Rome est pour nous actuellement le siège immuable de l’antiquité impériale et de la pourpre pontificale si ce n’est aussi les bacchanales nocturnes et aquatiques d’Anita Eckberg sous la lunette immortelle de Federico Fellini. Outre les sursauts du feuilleton Berlusconien ou bien la magnificence des fontaines et des palazzi, Rome porte en elle l’héritage de sa couronne de capitale du Baroque.

Après la renaissante Florence, reine du bucolique Cinquecento, c’est la ville des Papes, la noble et antique Rome qui fleurit sous son ciel sa guirlande de clochers. De Michel-Ange à Porpora, de Sanzio à Luigi Rossi, l’importance pour les arts baroques de la Ville Sainte est essentielle, surtout célèbre pour la qualité des castrats de la Chapelle Sixtine.  Mais, siège de la foi catholique oblige, le Souverain Pontife, monarque absolu de l’Urbs, doit veiller sur les mœurs et notamment sur ce qui se passe sur les planches de cet opéra d’abord au Tordinona, puis au Valle ou encore au Capranica. L’opéra romain, sublimé par Luigi Rossi, Bernardo Pasquini, Marco Marazzoli ou les frères Mazzocchi, est devenu au XVIIème siècle aussi le lieu de toute dissipation. Armé de sa tiare et du fouet pharaonique, Innocent XII Ganganelli (1692 – 1700) fait notamment fermer le Tordinona et interdit la scène aux femmes, et son successeur le sévère Clément XI Albani (1700 – 1721) interdira formellement la représentation de toute œuvre lyrique, plongeant finalement l’éclatant opéra romain dans un sommeil profond de 21 ans.

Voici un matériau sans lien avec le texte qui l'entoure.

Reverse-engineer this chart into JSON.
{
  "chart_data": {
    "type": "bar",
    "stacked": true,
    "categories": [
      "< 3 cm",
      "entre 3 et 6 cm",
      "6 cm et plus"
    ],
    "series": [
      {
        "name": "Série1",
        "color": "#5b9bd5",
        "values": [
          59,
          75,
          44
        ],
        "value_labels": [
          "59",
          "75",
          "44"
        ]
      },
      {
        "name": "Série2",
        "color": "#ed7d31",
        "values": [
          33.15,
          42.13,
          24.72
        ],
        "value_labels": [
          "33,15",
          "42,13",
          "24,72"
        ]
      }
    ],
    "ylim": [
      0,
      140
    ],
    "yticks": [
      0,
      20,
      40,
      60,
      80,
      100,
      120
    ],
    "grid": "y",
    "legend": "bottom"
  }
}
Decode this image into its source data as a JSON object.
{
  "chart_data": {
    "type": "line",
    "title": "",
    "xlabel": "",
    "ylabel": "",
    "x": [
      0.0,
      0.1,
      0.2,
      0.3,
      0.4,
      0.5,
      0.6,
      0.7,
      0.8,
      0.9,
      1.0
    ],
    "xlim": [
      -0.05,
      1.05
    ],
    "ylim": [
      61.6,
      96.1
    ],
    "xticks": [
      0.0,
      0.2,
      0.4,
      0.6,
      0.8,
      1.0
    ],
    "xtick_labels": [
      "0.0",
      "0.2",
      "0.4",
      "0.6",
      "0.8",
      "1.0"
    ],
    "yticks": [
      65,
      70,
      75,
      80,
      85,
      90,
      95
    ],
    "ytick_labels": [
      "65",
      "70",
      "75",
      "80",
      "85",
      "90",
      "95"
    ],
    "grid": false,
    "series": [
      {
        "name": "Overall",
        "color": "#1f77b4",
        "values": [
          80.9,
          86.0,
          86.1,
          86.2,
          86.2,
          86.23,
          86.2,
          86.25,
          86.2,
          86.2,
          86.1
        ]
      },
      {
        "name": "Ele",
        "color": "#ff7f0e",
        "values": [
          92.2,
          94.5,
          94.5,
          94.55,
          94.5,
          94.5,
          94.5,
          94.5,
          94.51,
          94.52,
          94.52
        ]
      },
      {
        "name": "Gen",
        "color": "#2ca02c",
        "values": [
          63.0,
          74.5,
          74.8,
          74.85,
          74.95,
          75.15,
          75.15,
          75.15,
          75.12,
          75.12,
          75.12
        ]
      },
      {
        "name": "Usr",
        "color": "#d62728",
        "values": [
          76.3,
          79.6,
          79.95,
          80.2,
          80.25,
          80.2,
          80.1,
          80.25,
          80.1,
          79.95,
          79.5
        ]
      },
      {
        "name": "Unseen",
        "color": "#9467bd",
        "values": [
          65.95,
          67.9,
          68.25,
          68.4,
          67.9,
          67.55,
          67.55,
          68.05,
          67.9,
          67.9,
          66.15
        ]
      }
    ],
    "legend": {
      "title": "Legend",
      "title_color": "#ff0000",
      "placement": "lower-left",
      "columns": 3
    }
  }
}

Le 23 janvier 1723, Antonio Vivaldi créé son Ercole sul Termodonte dans une ambiance renaissante, l’opéra retrouve des couleurs nouvelles qui, après 21 ans de léthargie, ne peuvent que venir de Naples, Milan ou Venise. Pour cette création au Teatro Capranica, un des plus importants de l’histoire de l’opéra baroque, Vivaldi compte une équipe uniquement masculine mais avec des chanteurs exceptionnels tels le ténor Pinacci et le jeune Carestini. La partition est à la hauteur et rencontre le succès que le Preste Rosso est venu chercher sur les scènes du Tibre. Ercole sul Termodonte dépeint librement le neuvième travail d’Héraclès qui le mène sur les bords du Thermodon en Cappadoce pour ravir à la farouche Hippolyté, souveraine des Amazones, la ceinture qu’elle détenait d’Arès, son géniteur. Vivaldi varie les effets et les styles pour dépeindre le monde des amazones et celui des expéditionnaires héracléens, pour les premières il s’appuie davantage sur un dramatisme émotionnel plus vif en allant jusqu’à l’intime, la contemplation, la coquetterie; les Amazones sont des êtres de sentiment plus que de fougue, malgré les rodomontades de la fière Antiope.  Le langage musical des Amazones trahit davantage la noblesse que celui des compagnons d’Hercule. Ces derniers ont des airs plus martiaux à la limite de la barbarie virtuose, ils sont dépeints comme des va-t-en-guerre, une horde de rustres orgueilleux et insensibles. En somme, le combat entre les compagnons d’Hercule et les Amazones est une jolie métaphore de la guerre des sexes et un raccourci intéressant serait de mettre en avant alors que les superbes femmes guerrières seraient plus “nature” que leurs rivaux masculins, une sorte d’Avatar revu par Woody Allen agrémenté d’une musique spectaculaire.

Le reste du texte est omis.